Air Quality Health Index

The AQHI provides a number from 1 to 10 to indicate the level of relative health risk associated with local air quality. The higher the AQHI number, the greater the health risk and need to take precautions. Occasionally during extreme pollution events, such as a forest fire smoke event, AQHI levels may reach 10 or 10+, indicating Very High Health Risk. 

Each level of health risk is associated with a pair of health messages for at risk and general populations. It suggests steps we can take to reduce our pollution exposure.

Click here to view the Air Quality Health Index Map for Alberta.

 

At Risk Populations

Each individual reacts differently to air pollution.

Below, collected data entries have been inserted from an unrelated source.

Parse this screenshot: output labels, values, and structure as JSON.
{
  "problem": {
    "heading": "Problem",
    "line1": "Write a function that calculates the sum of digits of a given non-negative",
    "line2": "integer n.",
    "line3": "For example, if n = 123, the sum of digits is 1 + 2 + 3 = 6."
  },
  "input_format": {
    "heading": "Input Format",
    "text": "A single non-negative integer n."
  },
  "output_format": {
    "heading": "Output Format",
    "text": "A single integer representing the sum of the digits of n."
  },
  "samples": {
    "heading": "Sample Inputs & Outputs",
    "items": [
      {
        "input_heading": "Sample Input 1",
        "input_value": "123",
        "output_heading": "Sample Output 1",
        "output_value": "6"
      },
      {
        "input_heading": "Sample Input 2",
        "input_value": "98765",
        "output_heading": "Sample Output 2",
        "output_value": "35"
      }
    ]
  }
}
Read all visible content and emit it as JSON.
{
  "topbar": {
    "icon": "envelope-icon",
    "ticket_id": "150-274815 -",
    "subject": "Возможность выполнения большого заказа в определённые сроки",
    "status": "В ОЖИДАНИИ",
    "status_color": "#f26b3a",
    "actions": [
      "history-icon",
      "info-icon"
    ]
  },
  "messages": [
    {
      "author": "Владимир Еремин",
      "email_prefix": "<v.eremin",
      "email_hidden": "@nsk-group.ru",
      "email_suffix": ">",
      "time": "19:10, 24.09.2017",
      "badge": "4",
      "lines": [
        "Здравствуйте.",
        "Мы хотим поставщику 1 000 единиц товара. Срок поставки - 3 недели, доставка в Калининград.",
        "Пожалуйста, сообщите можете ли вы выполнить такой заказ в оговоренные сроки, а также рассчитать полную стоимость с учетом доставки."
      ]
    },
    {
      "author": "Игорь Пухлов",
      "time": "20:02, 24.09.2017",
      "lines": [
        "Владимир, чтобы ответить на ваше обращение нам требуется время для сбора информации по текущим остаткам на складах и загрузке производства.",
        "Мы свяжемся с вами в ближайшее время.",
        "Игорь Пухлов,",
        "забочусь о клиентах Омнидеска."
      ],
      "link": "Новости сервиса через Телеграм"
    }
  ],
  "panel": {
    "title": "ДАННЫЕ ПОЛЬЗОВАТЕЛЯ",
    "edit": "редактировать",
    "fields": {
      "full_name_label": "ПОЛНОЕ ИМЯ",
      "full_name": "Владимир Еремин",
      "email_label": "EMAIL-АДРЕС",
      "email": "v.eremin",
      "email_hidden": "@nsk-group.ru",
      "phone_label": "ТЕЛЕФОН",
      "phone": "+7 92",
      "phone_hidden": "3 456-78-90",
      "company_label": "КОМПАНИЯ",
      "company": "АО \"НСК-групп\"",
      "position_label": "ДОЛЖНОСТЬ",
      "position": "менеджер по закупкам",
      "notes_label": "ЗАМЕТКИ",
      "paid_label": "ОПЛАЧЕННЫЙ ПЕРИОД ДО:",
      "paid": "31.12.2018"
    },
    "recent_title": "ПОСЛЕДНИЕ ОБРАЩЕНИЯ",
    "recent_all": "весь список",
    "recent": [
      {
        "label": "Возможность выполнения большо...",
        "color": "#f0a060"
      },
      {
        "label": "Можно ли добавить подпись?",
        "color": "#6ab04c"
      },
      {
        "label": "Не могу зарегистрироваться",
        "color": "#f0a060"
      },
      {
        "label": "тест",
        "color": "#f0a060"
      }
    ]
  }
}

Small increases in air pollution over a short period of time can increase symptoms of pre-existing illness among those at risk.

The at-risk population generally includes:

  • children are more vulnerable to air pollution because they have less-developed respiratory and defence systems, are smaller in size, inhale more air per kilogram of body weight than adults, and they generally spend more time outdoors being physically active
  • people participating in sports or strenuous work outdoors breathe more deeply and rapidly, allowing more air pollution to enter their lungs
  • people with lung disease (such as chronic bronchitis, asthma, emphysema, or lung cancer), heart disease (such as angina, a history of heart attacks, congestive heart failure, arrhythmia or irregular heartbeat), and diabetes are more sensitive to air pollution
  • seniors are at higher risk because of weakening of the heart, lungs and immune system and increased likelihood of health problems such as heart and lung disease.

There are a number of environmental conditions external to a building that can contribute to adverse symptoms experienced by individuals while at work.  Some examples and resources are provided below.

Allergens (Seasonal & Non-Seasonal)

The Weather Network provides daily Allergy Outlook information by evaluating airborne concentration of pollen particles and fungal spores.  An air quality rating is also included in the daily Allergy Outlook as based on the Air Quality Health Index (AQHI).  For more information on the AQHI refer to the Wildfire Smoke and Air Quality Health Index dropdown within this website.

Humidity

Health Canada and the American Society of Heating, Refrigeration, and Air Conditioning Engineers (ASHRAE) have established comfort parameters with respect to relative humidity of 35% - 50% and 30% - 60% respectively.  In dry climates such as Calgary, the minimum guideline recommendation of 30% is difficult to achieve. 

The following symptoms can be an indication of low relative humidity:

  • nasal congestion, irritated sinuses, itchy nose
  • dry, irritated eyes
  • dry, scratchy, irritated throat
  • dry, scaly, chapped, cracked, itchy, irritated skin
  • dehydration
  • nose bleeds
  • allergy or asthma flare ups
  • an increase in colds or flus

The University recommends using a desk top humidifier or vapourizer (without scent) to provide moisture into the air while at a work station.  Other tricks are to place a bowl of water, or a plant that lives in water such as bamboo at your work station as this will allow for water to evaporate into the air adding moisture.  The University discourages the use of large humidifiers within the work place as too much humidity can lead to other issues such as condensation and mould growth.